平壌市内の通り。市民らは平穏な生活を送っている

 市内を回ってみると、105階のホテルや10万世帯アパートなどあちこちで建造物の建設が急ピッチですすんでいるのがひと目で確認できる。街は早朝から出勤する市民でごったかえす。市民らは2012年に強盛大国の大門を開くことを目標に一丸となって励んでいる。

 また、朝鮮が44年ぶりの出場を果たしたW杯の話題で大いに沸いた。

 日曜日の大同江のほとりには、将棋や釣り、読書などに興じる老若男女の姿がある。バーベキューを楽しむ家族や肩を寄せ合う恋人たちの姿も見られる。平穏そのものだ。

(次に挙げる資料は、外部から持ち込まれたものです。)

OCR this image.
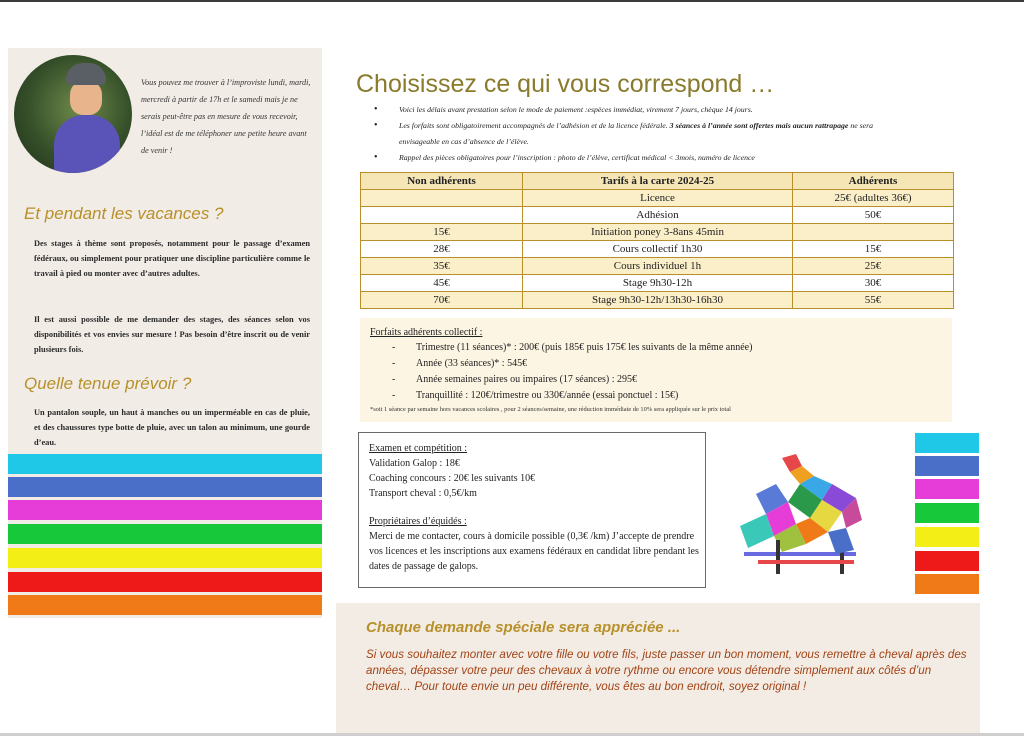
Vous pouvez me trouver à l’improviste lundi, mardi, mercredi à partir de 17h et le samedi mais je ne serais peut-être pas en mesure de vous recevoir, l’idéal est de me téléphoner une petite heure avant de venir !
Et pendant les vacances ?
Des stages à thème sont proposés, notamment pour le passage d’examen fédéraux, ou simplement pour pratiquer une discipline particulière comme le travail à pied ou monter avec d’autres adultes.
Il est aussi possible de me demander des stages, des séances selon vos disponibilités et vos envies sur mesure ! Pas besoin d’être inscrit ou de venir plusieurs fois.
Quelle tenue prévoir ?
Un pantalon souple, un haut à manches ou un imperméable en cas de pluie, et des chaussures type botte de pluie, avec un talon au minimum, une gourde d’eau.
Choisissez ce qui vous correspond …
• Voici les délais avant prestation selon le mode de paiement :espèces immédiat, virement 7 jours, chèque 14 jours.
• Les forfaits sont obligatoirement accompagnés de l’adhésion et de la licence fédérale. 3 séances à l’année sont offertes mais aucun rattrapage ne sera envisageable en cas d’absence de l’élève.
• Rappel des pièces obligatoires pour l’inscription : photo de l’élève, certificat médical < 3mois, numéro de licence
Non adhérents	Tarifs à la carte 2024-25	Adhérents
	Licence	25€ (adultes 36€)
	Adhésion	50€
15€	Initiation poney 3-8ans 45min	
28€	Cours collectif 1h30	15€
35€	Cours individuel 1h	25€
45€	Stage 9h30-12h	30€
70€	Stage 9h30-12h/13h30-16h30	55€
Forfaits adhérents collectif :
- Trimestre (11 séances)* : 200€ (puis 185€ puis 175€ les suivants de la même année)
- Année (33 séances)* : 545€
- Année semaines paires ou impaires (17 séances) : 295€
- Tranquillité : 120€/trimestre ou 330€/année (essai ponctuel : 15€)
*soit 1 séance par semaine hors vacances scolaires , pour 2 séances/semaine, une réduction immédiate de 10% sera appliquée sur le prix total
Examen et compétition :
Validation Galop : 18€
Coaching concours : 20€ les suivants 10€
Transport cheval : 0,5€/km
Propriétaires d’équidés :
Merci de me contacter, cours à domicile possible (0,3€ /km) J’accepte de prendre vos licences et les inscriptions aux examens fédéraux en candidat libre pendant les dates de passage de galops.
Chaque demande spéciale sera appréciée ...

Si vous souhaitez monter avec votre fille ou votre fils, juste passer un bon moment, vous remettre à cheval après des années, dépasser votre peur des chevaux à votre rythme ou encore vous détendre simplement aux côtés d’un cheval… Pour toute envie un peu différente, vous êtes au bon endroit, soyez original !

 今年も日本各地の朝鮮高級学校生徒らが祖国を訪問しているが、ほとんどの生徒が宿泊先の平壌ホテルに着くなり従業員らの大歓迎を受け「緊張感はいっぺんになくなる」と話している。

 祖国訪問に先立ち、本人たちよりも保護者らが「戦争情勢」の朝鮮半島に子どもを送ることを心配したという。

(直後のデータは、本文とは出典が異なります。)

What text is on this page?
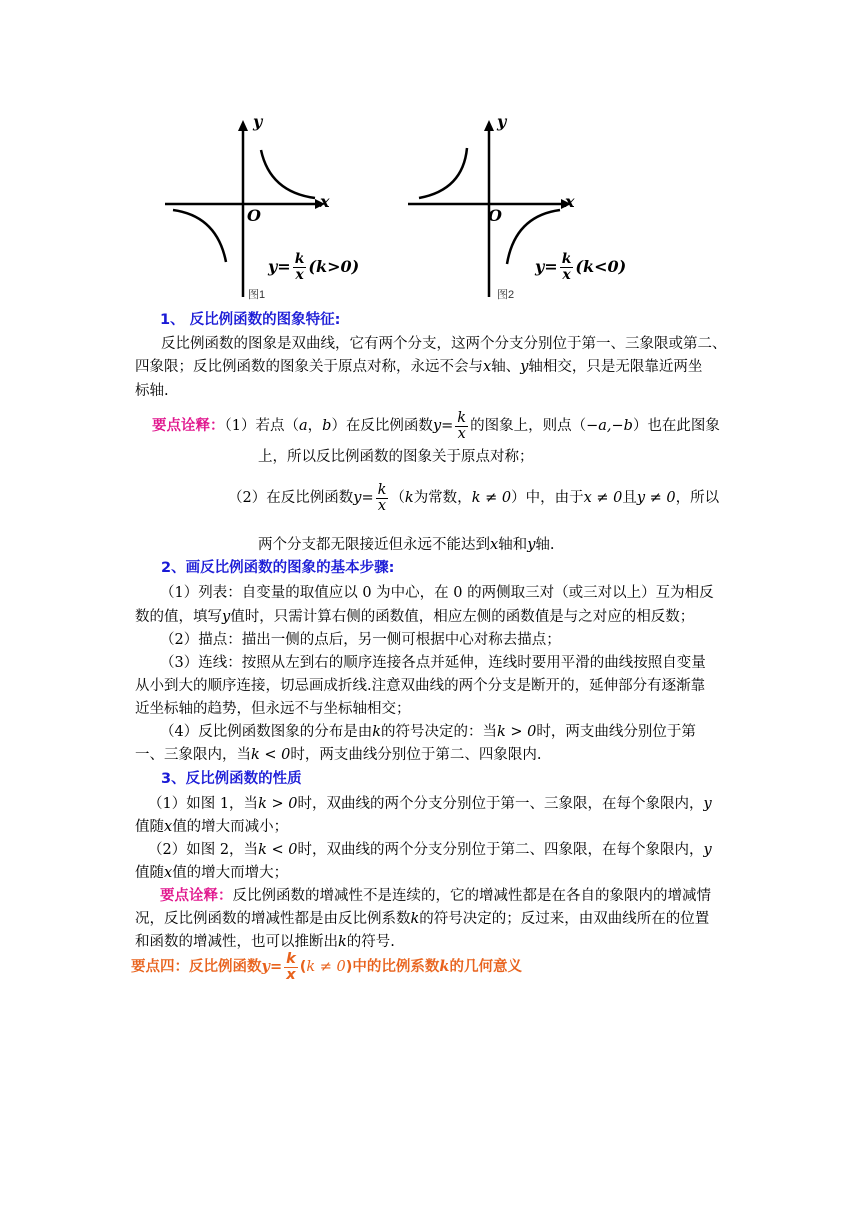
y
x
O
$y= \frac{k}{x} (k>0)$
图1
y
x
O
$y= \frac{k}{x} (k<0)$
图2
1、 反比例函数的图象特征:
反比例函数的图象是双曲线，它有两个分支，这两个分支分别位于第一、三象限或第二、
四象限；反比例函数的图象关于原点对称，永远不会与x轴、y轴相交，只是无限靠近两坐
标轴.
要点诠释：（1）若点（a，b）在反比例函数$y= \frac{k}{x}$ 的图象上，则点（−a,−b）也在此图象
上，所以反比例函数的图象关于原点对称；
（2）在反比例函数$y= \frac{k}{x} (k$为常数，k ≠ 0）中，由于x ≠ 0且y ≠ 0，所以
两个分支都无限接近但永远不能达到x轴和y轴.
2、画反比例函数的图象的基本步骤:
（1）列表：自变量的取值应以 0 为中心，在 0 的两侧取三对（或三对以上）互为相反
数的值，填写y值时，只需计算右侧的函数值，相应左侧的函数值是与之对应的相反数；
（2）描点：描出一侧的点后，另一侧可根据中心对称去描点；
（3）连线：按照从左到右的顺序连接各点并延伸，连线时要用平滑的曲线按照自变量
从小到大的顺序连接，切忌画成折线.注意双曲线的两个分支是断开的，延伸部分有逐渐靠
近坐标轴的趋势，但永远不与坐标轴相交；
（4）反比例函数图象的分布是由k的符号决定的：当k > 0时，两支曲线分别位于第
一、三象限内，当k < 0时，两支曲线分别位于第二、四象限内.
3、反比例函数的性质
（1）如图 1，当k > 0时，双曲线的两个分支分别位于第一、三象限，在每个象限内，y
值随x值的增大而减小；
（2）如图 2，当k < 0时，双曲线的两个分支分别位于第二、四象限，在每个象限内，y
值随x值的增大而增大；
要点诠释：反比例函数的增减性不是连续的，它的增减性都是在各自的象限内的增减情
况，反比例函数的增减性都是由反比例系数k的符号决定的；反过来，由双曲线所在的位置
和函数的增减性，也可以推断出k的符号.
要点四：反比例函数$y= \frac{k}{x} (k \ne 0)$中的比例系数k的几何意义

 神奈川朝高の生徒は、「祖国の人民らはかえって日本当局の弾圧の中で暮らす私たちと総聯のことを心配してくれ、どこに行っても私たちを歓迎してくれた。朝鮮国内の雰囲気や明るくふるまってくれる人民の姿に不安はふっ飛んだ」と話していた。

 生徒らに祖国訪問で一番印象深かったことを聞くと、「軍人との出会い」だと口をそろえる。

 北と南が対峙している板門店にいる祖国の軍人は、最近、以前の軍帽からヘルメットに変わった。軍事境界線には確かに緊張感が漂っていたという。

 「祖国はわれわれが守る。安心して楽しく意義ある祖国訪問になることを願う」

 生徒らは、軍人のこの言葉がとてもありがたかったと話しながら、「世界のどの軍隊もこのようなことは言ってくれないだろう」「ここが私たちの祖国だということをあらためて思った」と感想を述べていた。

韓牧師の訪北

 歴史的な6.15共同宣言発表から10周年という節目を迎えた今年の6月、平壌は6.15共同宣言実践民族共同委員会の北、南、海外側が準備してきた民族共同行事で盛り上がるはずだった。しかし、南当局の妨害で実現されず分散開催となった。

 平壌では6.15発表10周年記念平壌市報告会と中央写真展などが行われた。

 南からの唯一の行事参加者は、韓国進歩連帯常任顧問の韓相烈牧師だった。「6.15を復活させるため」に12日、中国・北京を経由して北を訪問した。南当局の許可は受けなかった。国内で「南朝鮮の統一人士」(朝鮮中央通信)と紹介されている牧師は、訪れる先々で歓迎を受けている。

 牧師も朝鮮の平和志向を感じ取ったという。牧師は、22日に行われた内外記者との会見で、「北は本当に平和を渇望している。戦争の危機の中でも平和意志が明らかだということを今回も確認できた」と話した。

 朝鮮では「戦争情勢」の中、今年も延べ10万人が出演する大マスゲームと芸術公演「アリラン」が行われる。

 これは、100年の朝鮮民族史を描いた作品で、祖国の平和統一、世界平和を願う朝鮮の志向をアピールする。平和の大祭典としても広く知られている。

 現在、メーデースタジアム周辺や金日成広場などの各広場ではその準備が盛んだ。

 「アリラン」公演国家準備委員会の関係者は、「われわれは平和を愛する。平和と統一を妨害する者たちに核爆弾を落とすという気持ちで、公演成功のため奮発している」と述べながら、「一心団結の威力と高尚な平和、統一意志を全世界にアピールするだろう」と話した。